Why does the Feynman propagator model scattering from a 1/r potential?

https://www.math.arizona.edu/~faris/methodsweb/hankel.pdf

From the link we find out that the Fourier transform for a spherically symmetric potential function

       V(r) = 1 / |r|^a,

where 1 <= a < 3, in a 3D space, is

       F(k) ~ 1 / |k|^(3 - a).

For the Coulomb potential, 1/r, the Fourier transform is

        1 / |k|^2,

which looks like the Feynman momentum space propagator for the (virtual) photon:

        1 / (p^2 + iε).

Scattering from a 1 / r potential

Let us shoot a particle towards a Coulomb potential. We analyze this using classical physics.

particle

  ● ----->

------------------------o----------------->

x axis              charge

http://williamsgj.people.cofc.edu/Scattering%2520Theory.pdf

The center of the Coulomb potential is at the origin. We shoot the particle to the direction of the x axis from far away, starting from a random location (y, z).

The initial distance of the particle from the x axis is called the impact parameter b.

The deflection angle is

       Θ(b) = +-2 arccos(1 / sqrt(1 + γ^2)),

where γ = |C| / (2 E b). In this, C describes the field strength and E is the energy.

If we assume that the potential is very weak, then γ is very small.
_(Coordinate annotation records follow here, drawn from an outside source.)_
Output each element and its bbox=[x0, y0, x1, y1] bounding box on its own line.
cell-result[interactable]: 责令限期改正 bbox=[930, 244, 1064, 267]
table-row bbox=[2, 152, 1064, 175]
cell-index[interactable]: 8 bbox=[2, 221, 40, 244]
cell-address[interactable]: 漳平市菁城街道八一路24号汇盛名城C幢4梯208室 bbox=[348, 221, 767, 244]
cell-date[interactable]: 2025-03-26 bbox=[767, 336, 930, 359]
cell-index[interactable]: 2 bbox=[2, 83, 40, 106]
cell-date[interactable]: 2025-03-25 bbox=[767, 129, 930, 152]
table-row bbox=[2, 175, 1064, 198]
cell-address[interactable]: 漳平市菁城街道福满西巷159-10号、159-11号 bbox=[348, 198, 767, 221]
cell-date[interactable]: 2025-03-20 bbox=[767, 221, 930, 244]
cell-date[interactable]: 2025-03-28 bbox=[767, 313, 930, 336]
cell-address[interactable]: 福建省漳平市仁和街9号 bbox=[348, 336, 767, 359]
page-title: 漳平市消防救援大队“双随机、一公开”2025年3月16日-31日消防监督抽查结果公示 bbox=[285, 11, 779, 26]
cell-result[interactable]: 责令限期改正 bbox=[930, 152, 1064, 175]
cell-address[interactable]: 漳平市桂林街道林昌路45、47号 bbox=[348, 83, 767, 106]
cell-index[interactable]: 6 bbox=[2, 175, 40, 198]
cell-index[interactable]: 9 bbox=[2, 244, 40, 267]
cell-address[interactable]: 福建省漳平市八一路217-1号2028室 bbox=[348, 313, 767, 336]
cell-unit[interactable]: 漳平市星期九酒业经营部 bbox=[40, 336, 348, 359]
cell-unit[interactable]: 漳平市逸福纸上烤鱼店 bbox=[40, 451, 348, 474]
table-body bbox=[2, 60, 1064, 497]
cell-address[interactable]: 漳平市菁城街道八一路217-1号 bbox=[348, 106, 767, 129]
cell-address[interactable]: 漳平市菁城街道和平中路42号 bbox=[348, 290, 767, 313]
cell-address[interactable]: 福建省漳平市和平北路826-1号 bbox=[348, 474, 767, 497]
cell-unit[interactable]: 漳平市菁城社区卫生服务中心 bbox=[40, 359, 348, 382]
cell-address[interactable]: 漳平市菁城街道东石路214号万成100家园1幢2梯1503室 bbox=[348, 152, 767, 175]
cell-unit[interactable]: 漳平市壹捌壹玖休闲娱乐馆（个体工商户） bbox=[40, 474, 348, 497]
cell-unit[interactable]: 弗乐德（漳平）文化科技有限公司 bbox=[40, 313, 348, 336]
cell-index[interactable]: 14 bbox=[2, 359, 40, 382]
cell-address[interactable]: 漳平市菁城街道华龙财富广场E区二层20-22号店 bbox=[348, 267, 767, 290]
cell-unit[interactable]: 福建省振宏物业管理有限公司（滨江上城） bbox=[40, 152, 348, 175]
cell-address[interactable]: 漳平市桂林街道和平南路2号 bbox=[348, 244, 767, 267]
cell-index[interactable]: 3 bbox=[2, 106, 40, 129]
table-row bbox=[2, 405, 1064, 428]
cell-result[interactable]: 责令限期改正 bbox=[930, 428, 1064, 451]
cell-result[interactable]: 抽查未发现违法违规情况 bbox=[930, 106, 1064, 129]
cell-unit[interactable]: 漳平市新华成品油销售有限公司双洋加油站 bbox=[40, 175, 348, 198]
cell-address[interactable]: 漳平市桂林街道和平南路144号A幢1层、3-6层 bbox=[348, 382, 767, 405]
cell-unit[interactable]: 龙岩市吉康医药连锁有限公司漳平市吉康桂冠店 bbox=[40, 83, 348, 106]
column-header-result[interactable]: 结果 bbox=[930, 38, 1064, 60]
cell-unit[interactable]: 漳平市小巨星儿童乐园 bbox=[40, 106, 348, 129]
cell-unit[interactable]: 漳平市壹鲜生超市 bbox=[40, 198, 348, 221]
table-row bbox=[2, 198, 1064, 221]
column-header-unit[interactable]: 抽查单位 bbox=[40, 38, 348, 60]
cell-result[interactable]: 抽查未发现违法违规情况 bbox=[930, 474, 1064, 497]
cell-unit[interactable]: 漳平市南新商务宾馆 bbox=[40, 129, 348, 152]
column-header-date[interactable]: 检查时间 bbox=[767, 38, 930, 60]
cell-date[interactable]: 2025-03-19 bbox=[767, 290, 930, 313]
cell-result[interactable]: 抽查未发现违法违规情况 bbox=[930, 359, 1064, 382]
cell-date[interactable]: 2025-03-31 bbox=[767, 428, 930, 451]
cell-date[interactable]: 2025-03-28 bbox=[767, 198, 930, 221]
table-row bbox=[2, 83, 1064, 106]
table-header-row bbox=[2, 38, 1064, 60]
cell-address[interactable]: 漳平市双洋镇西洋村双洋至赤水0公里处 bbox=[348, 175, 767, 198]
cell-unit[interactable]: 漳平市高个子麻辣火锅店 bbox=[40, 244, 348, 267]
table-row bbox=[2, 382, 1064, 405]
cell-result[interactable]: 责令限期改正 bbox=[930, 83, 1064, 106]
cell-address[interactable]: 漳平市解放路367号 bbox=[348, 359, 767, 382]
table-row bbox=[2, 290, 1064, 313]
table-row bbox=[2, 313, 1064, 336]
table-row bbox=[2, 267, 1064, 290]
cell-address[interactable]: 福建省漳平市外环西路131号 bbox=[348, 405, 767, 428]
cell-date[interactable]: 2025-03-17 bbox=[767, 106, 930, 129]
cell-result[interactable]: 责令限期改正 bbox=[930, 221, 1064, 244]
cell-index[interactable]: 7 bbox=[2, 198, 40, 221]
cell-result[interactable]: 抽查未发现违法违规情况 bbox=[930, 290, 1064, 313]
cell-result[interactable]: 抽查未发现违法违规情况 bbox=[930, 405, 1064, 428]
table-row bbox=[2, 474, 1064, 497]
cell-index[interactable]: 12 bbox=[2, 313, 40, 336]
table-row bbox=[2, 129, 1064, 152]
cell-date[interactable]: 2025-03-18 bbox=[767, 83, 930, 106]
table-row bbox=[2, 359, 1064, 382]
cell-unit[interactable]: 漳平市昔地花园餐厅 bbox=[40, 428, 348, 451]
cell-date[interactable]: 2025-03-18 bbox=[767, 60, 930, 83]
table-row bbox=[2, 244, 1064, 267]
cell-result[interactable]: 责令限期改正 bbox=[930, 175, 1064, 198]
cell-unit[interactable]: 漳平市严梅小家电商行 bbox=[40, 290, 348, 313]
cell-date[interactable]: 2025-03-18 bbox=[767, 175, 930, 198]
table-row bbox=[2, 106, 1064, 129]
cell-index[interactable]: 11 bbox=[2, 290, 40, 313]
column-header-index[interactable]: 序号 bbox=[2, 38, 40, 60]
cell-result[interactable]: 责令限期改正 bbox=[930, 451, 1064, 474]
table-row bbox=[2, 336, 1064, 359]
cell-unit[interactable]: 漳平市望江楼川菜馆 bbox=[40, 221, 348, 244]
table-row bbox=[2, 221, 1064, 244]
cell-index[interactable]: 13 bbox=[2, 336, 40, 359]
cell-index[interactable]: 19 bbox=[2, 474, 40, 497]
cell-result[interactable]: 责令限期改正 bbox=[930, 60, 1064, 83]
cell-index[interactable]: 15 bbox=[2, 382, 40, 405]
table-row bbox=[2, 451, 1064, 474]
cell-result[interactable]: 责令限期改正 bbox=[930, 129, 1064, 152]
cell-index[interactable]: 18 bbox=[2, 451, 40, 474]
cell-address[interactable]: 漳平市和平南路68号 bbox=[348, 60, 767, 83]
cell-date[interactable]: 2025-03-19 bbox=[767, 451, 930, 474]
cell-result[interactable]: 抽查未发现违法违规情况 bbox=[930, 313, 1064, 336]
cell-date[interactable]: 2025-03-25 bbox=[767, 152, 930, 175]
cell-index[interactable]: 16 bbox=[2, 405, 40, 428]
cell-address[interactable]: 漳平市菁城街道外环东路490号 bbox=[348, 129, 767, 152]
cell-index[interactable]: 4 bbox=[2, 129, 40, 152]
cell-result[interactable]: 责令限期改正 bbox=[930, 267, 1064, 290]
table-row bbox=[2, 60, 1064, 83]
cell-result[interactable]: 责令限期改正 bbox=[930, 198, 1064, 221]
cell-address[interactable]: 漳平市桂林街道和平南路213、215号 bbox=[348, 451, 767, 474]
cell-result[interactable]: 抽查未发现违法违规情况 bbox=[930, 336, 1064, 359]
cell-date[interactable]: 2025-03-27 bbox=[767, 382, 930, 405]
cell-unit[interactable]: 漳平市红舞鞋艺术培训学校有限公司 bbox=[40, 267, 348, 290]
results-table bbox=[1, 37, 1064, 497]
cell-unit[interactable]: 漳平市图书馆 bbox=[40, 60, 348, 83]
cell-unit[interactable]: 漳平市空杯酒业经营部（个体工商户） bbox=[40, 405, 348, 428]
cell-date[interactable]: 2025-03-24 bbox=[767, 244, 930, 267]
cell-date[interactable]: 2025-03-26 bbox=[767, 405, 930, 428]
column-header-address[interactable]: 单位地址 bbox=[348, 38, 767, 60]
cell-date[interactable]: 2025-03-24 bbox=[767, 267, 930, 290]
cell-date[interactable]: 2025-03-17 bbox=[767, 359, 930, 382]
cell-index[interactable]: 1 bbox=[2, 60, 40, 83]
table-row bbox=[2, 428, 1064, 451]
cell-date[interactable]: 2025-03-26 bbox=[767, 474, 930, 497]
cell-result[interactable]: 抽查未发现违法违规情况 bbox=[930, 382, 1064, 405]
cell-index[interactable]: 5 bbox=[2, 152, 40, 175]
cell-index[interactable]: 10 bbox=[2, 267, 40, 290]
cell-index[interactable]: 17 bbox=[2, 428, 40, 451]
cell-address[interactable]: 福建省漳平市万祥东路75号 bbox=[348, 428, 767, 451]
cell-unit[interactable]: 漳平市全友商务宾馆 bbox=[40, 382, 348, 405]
The deflection angle is then

       Θ(b) = +-2 arccos(1 - 1/2 * γ^2)

       = +-2 γ

       ~ 1 / b.

The momentum change of the particle, p is thus:

       p ~ 1 / b.

The particle receives a momentum |p'| > |p| if its impact parameter is b' < b. The probability for such a case is

       P ~ b^2 ~ 1 / p^2.

We see that the classical probability follows the formula of the Feynman propagator.

Is this a coincidence? Why would a classical scattering process follow the formula of:

1. the Fourier decomposition of the Coulomb potential, and

2. the Green's function of the massless Klein-Gordon equation (or the electromagnetic wave equation)?

If we use a potential

        V(r) = 1 / r^1.5,

then the Fourier transform of the potential is

        F(k) = 1 / k^1.5.

https://arxiv.org/abs/1601.00064

The scattering angle, or the gained momentum, is

       p ~ 1 / b^1.5, or

       b ~ 1 / p^(2/3).

The probability of a momentum gain |p'| > |p| is

       P ~ b^2 ~ 1 / p^(4/3).

The exponent 4/3 does not match the Fourier transform exponent 1.5!

It looks like the Coulomb potential is a special case where the Fourier transform "matches" a classical scattering probability.